Comme j’étais incapable de charger mes dromadaires pour repartir, je me suis enterré dans le sable et j’ai attendu! Il me restait encore 15 litres d’eau et j’étais à 100 kilomètres d’un puits. Il aurait fallu que je fasse 30 kilomètres par jour pour m’en sortir. Mais il ne me restait plus de nourriture pour les animaux à cause de la tempête de sable qui faisait s’envoler le fourrage. Il fallait que je prenne une décision, mais j’en étais incapable... J’ai alors appelé[1] l’équipe de soutien en France et décrit ma situation. Ils m’ont dit de déclencher les secours. Fort heureusement, une voiture se tenait en alerte, prête à venir me récupérer. Et c’est ce qui s’est passé 24 heures plus tard. Si j’étais resté là sans bouger, il me restait entre trois et quatre jours d’espérance de survie.

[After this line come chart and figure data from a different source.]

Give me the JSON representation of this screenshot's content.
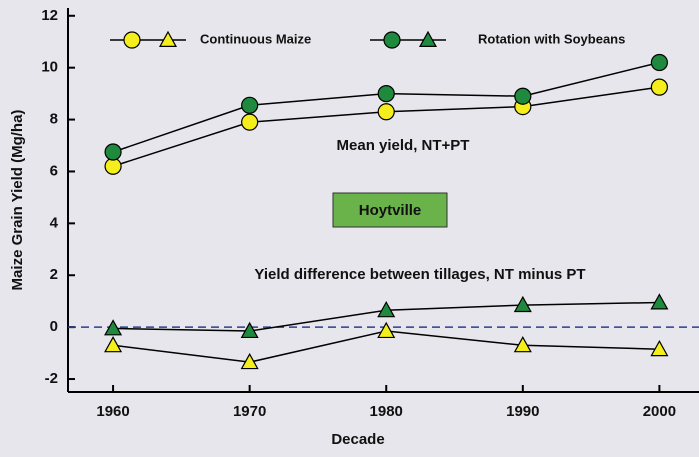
{
  "chart_data": {
    "type": "line",
    "xlabel": "Decade",
    "ylabel": "Maize Grain Yield (Mg/ha)",
    "x": [
      1960,
      1970,
      1980,
      1990,
      2000
    ],
    "xlim": [
      1956.7,
      2002.9
    ],
    "xticks": [
      1960,
      1970,
      1980,
      1990,
      2000
    ],
    "ylim": [
      -2.5,
      12.3
    ],
    "yticks": [
      -2,
      0,
      2,
      4,
      6,
      8,
      10,
      12
    ],
    "reference_line": 0,
    "annotations": [
      "Mean yield, NT+PT",
      "Hoytville",
      "Yield difference between tillages, NT minus PT"
    ],
    "series": [
      {
        "name": "Continuous Maize",
        "color": "#f4ee1c",
        "mean_values": [
          6.2,
          7.9,
          8.3,
          8.5,
          9.25
        ],
        "difference_values": [
          -0.7,
          -1.35,
          -0.15,
          -0.7,
          -0.85
        ]
      },
      {
        "name": "Rotation with Soybeans",
        "color": "#1f8a3e",
        "mean_values": [
          6.75,
          8.55,
          9.0,
          8.9,
          10.2
        ],
        "difference_values": [
          -0.05,
          -0.15,
          0.65,
          0.85,
          0.95
        ]
      }
    ]
  }
}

À quoi pense-t-on dans ce genre de situation?
Quand l’esprit est clair, il faut essayer de ne pas globaliser la situation, mais plutôt prendre les problèmes un par un, sinon on prend peur! N’étant pas sûr que les secours arriveraient à temps, je me suis filmé, comme une forme de testament, pour raconter ce que j’avais fait, où j’en étais et pourquoi j’avais déclenché mes balises. Plein de petits problèmes aggravaient ma situation : je n’avais plus de lunettes et mes yeux s’étaient irrités avec le sable, un de mes chameaux était malade… Ça plombe le moral! J’étais aux limites des compromis. Donc, je pense que j’ai bien fait d’arrêter!

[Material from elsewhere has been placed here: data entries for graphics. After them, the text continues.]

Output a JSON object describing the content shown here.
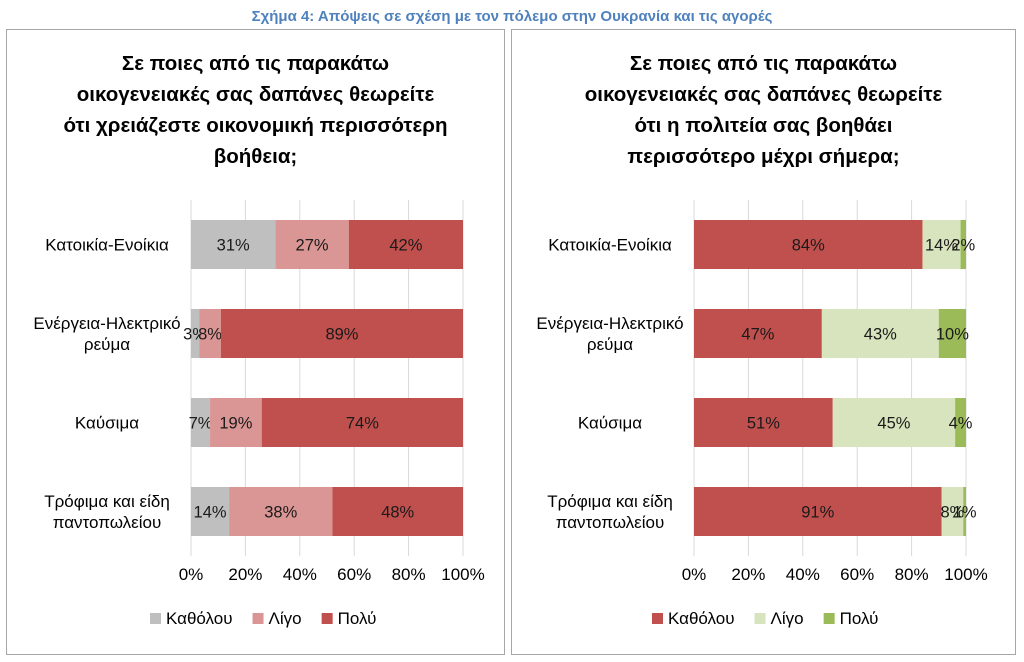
{
  "figure_title": "Σχήμα 4: Απόψεις σε σχέση με τον πόλεμο στην Ουκρανία και τις αγορές",
  "chart_data": [
    {
      "type": "bar",
      "orientation": "horizontal",
      "stacked": "percent",
      "title_lines": [
        "Σε ποιες από τις παρακάτω",
        "οικογενειακές σας δαπάνες θεωρείτε",
        "ότι χρειάζεστε οικονομική περισσότερη",
        "βοήθεια;"
      ],
      "title": "Σε ποιες από τις παρακάτω οικογενειακές σας δαπάνες θεωρείτε ότι χρειάζεστε οικονομική περισσότερη βοήθεια;",
      "categories": [
        [
          "Κατοικία-Ενοίκια"
        ],
        [
          "Ενέργεια-Ηλεκτρικό",
          "ρεύμα"
        ],
        [
          "Καύσιμα"
        ],
        [
          "Τρόφιμα και είδη",
          "παντοπωλείου"
        ]
      ],
      "series": [
        {
          "name": "Καθόλου",
          "color": "#bfbfbf",
          "values": [
            31,
            3,
            7,
            14
          ]
        },
        {
          "name": "Λίγο",
          "color": "#da9694",
          "values": [
            27,
            8,
            19,
            38
          ]
        },
        {
          "name": "Πολύ",
          "color": "#c0504d",
          "values": [
            42,
            89,
            74,
            48
          ]
        }
      ],
      "data_labels": [
        [
          "31%",
          "27%",
          "42%"
        ],
        [
          "3%",
          "8%",
          "89%"
        ],
        [
          "7%",
          "19%",
          "74%"
        ],
        [
          "14%",
          "38%",
          "48%"
        ]
      ],
      "xlim": [
        0,
        100
      ],
      "xticks": [
        "0%",
        "20%",
        "40%",
        "60%",
        "80%",
        "100%"
      ],
      "grid": true,
      "legend_position": "bottom"
    },
    {
      "type": "bar",
      "orientation": "horizontal",
      "stacked": "percent",
      "title_lines": [
        "Σε ποιες από τις παρακάτω",
        "οικογενειακές σας δαπάνες θεωρείτε",
        "ότι η πολιτεία σας βοηθάει",
        "περισσότερο μέχρι σήμερα;"
      ],
      "title": "Σε ποιες από τις παρακάτω οικογενειακές σας δαπάνες θεωρείτε ότι η πολιτεία σας βοηθάει περισσότερο μέχρι σήμερα;",
      "categories": [
        [
          "Κατοικία-Ενοίκια"
        ],
        [
          "Ενέργεια-Ηλεκτρικό",
          "ρεύμα"
        ],
        [
          "Καύσιμα"
        ],
        [
          "Τρόφιμα και είδη",
          "παντοπωλείου"
        ]
      ],
      "series": [
        {
          "name": "Καθόλου",
          "color": "#c0504d",
          "values": [
            84,
            47,
            51,
            91
          ]
        },
        {
          "name": "Λίγο",
          "color": "#d7e4bd",
          "values": [
            14,
            43,
            45,
            8
          ]
        },
        {
          "name": "Πολύ",
          "color": "#9bbb59",
          "values": [
            2,
            10,
            4,
            1
          ]
        }
      ],
      "data_labels": [
        [
          "84%",
          "14%",
          "2%"
        ],
        [
          "47%",
          "43%",
          "10%"
        ],
        [
          "51%",
          "45%",
          "4%"
        ],
        [
          "91%",
          "8%",
          "1%"
        ]
      ],
      "xlim": [
        0,
        100
      ],
      "xticks": [
        "0%",
        "20%",
        "40%",
        "60%",
        "80%",
        "100%"
      ],
      "grid": true,
      "legend_position": "bottom"
    }
  ]
}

Votre renoncement semble encore difficile à accepter…
Quand je prononce cette phrase « j’ai bien fait d’arrêter », je n’en suis pas encore persuadé! C’est dur de renoncer à l’aventure quand on a tout donné. J’ai vraiment eu l’impression d’aller au bout de moi-même… Alors, se dire qu’il faut arrêter, c’est difficile! Quand on rentre, on essaie de comprendre, de voir si on a fait des erreurs ou pas, puis on s’aperçoit que non. On se rend finalement compte que c’est la nature qui a été la plus forte, mais cette réponse ne satisfait pas complètement…
Qu’avez-vous appris sur l’homme?
Qu’il est très prétentieux et l’aventurier aussi! C’est bien de prendre une telle claque, ça remet à sa place! Je n’avais jamais réellement subi d’échec et cette première fois m’a fait atteindre mes limites. S’arrêter, c’est mourir, et si personne n’était venu me secourir, j’allais mourir! Pourtant, on imagine toujours qu’il existe une solution. J’ai peut-être eu cette folie d’envisager de continuer… D’ailleurs, dans le monde des explorateurs, beaucoup de gens meurent!

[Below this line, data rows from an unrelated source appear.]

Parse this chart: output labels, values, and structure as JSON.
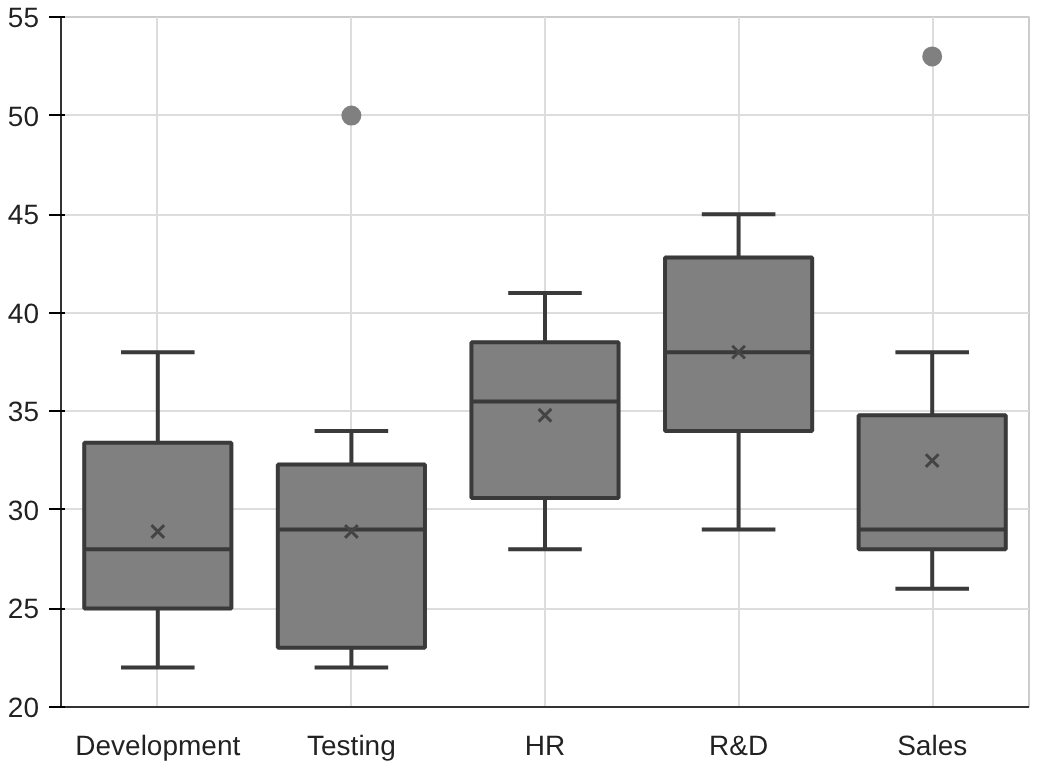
{
  "chart_data": {
    "type": "box",
    "categories": [
      "Development",
      "Testing",
      "HR",
      "R&D",
      "Sales"
    ],
    "color": "#808080",
    "boxes": [
      {
        "low": 22,
        "q1": 25,
        "median": 28,
        "q3": 33.4,
        "high": 38,
        "mean": 28.9
      },
      {
        "low": 22,
        "q1": 23,
        "median": 29,
        "q3": 32.3,
        "high": 34,
        "mean": 28.9,
        "outliers": [
          50
        ]
      },
      {
        "low": 28,
        "q1": 30.6,
        "median": 35.5,
        "q3": 38.5,
        "high": 41,
        "mean": 34.8
      },
      {
        "low": 29,
        "q1": 34,
        "median": 38,
        "q3": 42.8,
        "high": 45,
        "mean": 38
      },
      {
        "low": 26,
        "q1": 28,
        "median": 29,
        "q3": 34.8,
        "high": 38,
        "mean": 32.5,
        "outliers": [
          53
        ]
      }
    ],
    "ylim": [
      20,
      55
    ],
    "yticks": [
      20,
      25,
      30,
      35,
      40,
      45,
      50,
      55
    ],
    "grid": true
  }
}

Les explorateurs n’ont-ils pas de limites?
L’homme n’est pas conditionné pour penser à la mort! On oublie aussi souvent que le mental décuple la volonté d’avancer, de supporter la douleur. Immergé dans l’action on ne pense qu’à survivre, car on a pas le choix de penser à autre chose! On peut aller très loin avec ce genre de pensée et parfois ça casse. Aussi, on est dans un tel état de stress que le cerveau et le corps baignent dans un cocktail d’adrénaline et d’endomorphine qui augmente les forces… Dans ces conditions, on s’épuise vite et la confiance exagérée en soi peut aussi s’avérer dangereuse.
Comment envisagez-vous l’avenir à présent?
Ce qui bouleverse ma vie aujourd’hui, c’est que je viens d’être papa! Désormais, je vois la vie autrement et ne pense plus prendre autant de risque. J’ai envie de transmettre à mon enfant mon goût du désert. Cela dit, plus le temps passe moins je suis fier d’être un homme… Nous sommes l’animal le moins adapté au milieu qui nous entoure et quand on ne s’adapte pas, on détruit!
[1]Régis Belleville était équipé d’un téléphone satellite et d’un GPS.